Makes:
5 (1 2/3 cups) servings
Total Time:
40 min
Submitted by:
Category:
Soups/Chilis
Sub Category: Chowders
what you need
- 2 tablespoons margarine or butter
- 2 medium leeks, sliced
- 2 cups frozen southern-style hash brown potatoes
- 2 cups frozen corn
- 1 cup water
- 3 cups milk
- 1/4 cup all-purpose flour
- 1 can (14 1/2 oz.) salmon, drained, bones and skin removed, flaked
- 1 teaspoon salt
- 1/8 teaspoon pepper
- 1 teaspoon Worcestershire sauce
- Chopped fresh parsley, if desired
make it
Melt margarine in large saucepan over medium heat.
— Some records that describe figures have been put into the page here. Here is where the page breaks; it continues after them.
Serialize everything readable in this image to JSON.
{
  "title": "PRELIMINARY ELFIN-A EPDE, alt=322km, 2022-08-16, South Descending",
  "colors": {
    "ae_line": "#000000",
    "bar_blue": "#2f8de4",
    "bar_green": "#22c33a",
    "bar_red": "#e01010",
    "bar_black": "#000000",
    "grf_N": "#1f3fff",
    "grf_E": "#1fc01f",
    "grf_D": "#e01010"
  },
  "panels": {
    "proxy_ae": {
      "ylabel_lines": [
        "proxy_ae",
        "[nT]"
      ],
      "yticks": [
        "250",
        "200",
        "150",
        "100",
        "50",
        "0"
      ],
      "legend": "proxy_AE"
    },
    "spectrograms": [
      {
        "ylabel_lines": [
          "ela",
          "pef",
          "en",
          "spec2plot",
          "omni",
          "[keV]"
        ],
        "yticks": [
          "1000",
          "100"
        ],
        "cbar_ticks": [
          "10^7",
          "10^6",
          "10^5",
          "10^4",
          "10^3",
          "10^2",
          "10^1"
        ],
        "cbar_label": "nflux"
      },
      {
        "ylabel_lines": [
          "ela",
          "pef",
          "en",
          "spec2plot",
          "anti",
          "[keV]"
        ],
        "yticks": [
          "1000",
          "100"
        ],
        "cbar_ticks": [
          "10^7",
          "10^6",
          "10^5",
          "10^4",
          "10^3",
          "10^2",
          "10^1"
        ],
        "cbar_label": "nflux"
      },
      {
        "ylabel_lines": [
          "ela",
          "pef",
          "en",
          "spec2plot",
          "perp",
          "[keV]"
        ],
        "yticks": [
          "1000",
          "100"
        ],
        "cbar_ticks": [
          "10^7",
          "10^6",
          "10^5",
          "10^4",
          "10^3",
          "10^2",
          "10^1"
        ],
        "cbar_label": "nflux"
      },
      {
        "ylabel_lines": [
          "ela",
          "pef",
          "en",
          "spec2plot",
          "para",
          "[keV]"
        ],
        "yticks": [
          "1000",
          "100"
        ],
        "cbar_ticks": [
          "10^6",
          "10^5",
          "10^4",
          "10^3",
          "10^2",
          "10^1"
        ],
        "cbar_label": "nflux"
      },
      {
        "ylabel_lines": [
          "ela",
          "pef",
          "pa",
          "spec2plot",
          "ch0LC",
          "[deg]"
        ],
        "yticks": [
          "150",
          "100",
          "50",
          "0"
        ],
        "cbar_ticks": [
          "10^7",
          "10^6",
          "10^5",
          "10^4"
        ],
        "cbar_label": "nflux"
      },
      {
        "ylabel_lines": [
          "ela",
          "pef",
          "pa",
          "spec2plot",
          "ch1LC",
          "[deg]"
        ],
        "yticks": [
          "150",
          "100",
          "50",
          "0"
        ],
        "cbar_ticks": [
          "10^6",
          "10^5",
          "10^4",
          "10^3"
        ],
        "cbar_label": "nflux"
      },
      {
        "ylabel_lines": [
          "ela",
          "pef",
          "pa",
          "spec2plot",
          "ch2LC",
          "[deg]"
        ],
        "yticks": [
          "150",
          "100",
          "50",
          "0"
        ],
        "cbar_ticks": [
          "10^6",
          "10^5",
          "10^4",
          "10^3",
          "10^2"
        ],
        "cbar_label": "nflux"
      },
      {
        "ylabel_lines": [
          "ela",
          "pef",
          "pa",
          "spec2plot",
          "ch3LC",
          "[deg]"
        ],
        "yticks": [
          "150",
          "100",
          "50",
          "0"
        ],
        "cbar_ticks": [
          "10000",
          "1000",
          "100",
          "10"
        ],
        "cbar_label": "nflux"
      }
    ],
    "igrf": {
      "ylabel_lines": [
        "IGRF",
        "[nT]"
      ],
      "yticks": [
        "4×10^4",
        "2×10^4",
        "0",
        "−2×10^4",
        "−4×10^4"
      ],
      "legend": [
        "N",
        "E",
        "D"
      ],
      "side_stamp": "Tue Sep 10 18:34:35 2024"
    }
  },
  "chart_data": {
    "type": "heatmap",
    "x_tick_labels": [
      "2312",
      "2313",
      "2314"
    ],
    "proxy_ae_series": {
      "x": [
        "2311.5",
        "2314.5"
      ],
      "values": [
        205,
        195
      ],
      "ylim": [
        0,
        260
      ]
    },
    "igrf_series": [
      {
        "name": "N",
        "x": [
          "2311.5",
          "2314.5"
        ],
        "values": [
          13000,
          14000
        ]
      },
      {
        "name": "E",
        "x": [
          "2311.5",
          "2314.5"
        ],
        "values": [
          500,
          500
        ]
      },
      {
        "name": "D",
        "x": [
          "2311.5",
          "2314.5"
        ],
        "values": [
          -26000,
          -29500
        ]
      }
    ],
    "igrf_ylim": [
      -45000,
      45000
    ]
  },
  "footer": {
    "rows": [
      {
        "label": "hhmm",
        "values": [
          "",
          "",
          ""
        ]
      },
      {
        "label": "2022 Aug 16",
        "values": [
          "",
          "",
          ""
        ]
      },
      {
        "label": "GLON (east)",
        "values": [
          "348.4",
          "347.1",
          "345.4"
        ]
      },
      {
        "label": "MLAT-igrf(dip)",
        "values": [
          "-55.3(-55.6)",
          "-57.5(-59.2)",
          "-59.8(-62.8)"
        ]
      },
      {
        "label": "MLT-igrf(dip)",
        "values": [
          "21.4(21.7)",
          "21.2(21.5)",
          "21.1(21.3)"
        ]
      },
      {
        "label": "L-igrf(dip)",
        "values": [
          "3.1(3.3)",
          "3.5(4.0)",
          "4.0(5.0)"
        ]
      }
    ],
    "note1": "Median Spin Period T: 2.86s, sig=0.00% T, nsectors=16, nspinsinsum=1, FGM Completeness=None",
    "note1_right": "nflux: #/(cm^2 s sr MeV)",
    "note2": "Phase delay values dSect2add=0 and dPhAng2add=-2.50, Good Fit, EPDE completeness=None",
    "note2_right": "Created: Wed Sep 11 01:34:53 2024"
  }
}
Add leeks; cook and stir 5 to 7 min. or until crisp-tender. Add potatoes, corn and water; mix well. Bring to a boil. Reduce heat to low; cover and simmer 5 to 7 min. or until tender, stirring occasionally.
In small bowl, combine milk and flour; blend until smooth. Add to vegetable mixture; cook and stir until mixture boils and thickens.
Add salmon, salt, pepper, and Worcestershire sauce; mix well. Cook until thoroughly heated. Sprinkle each serving with parsley.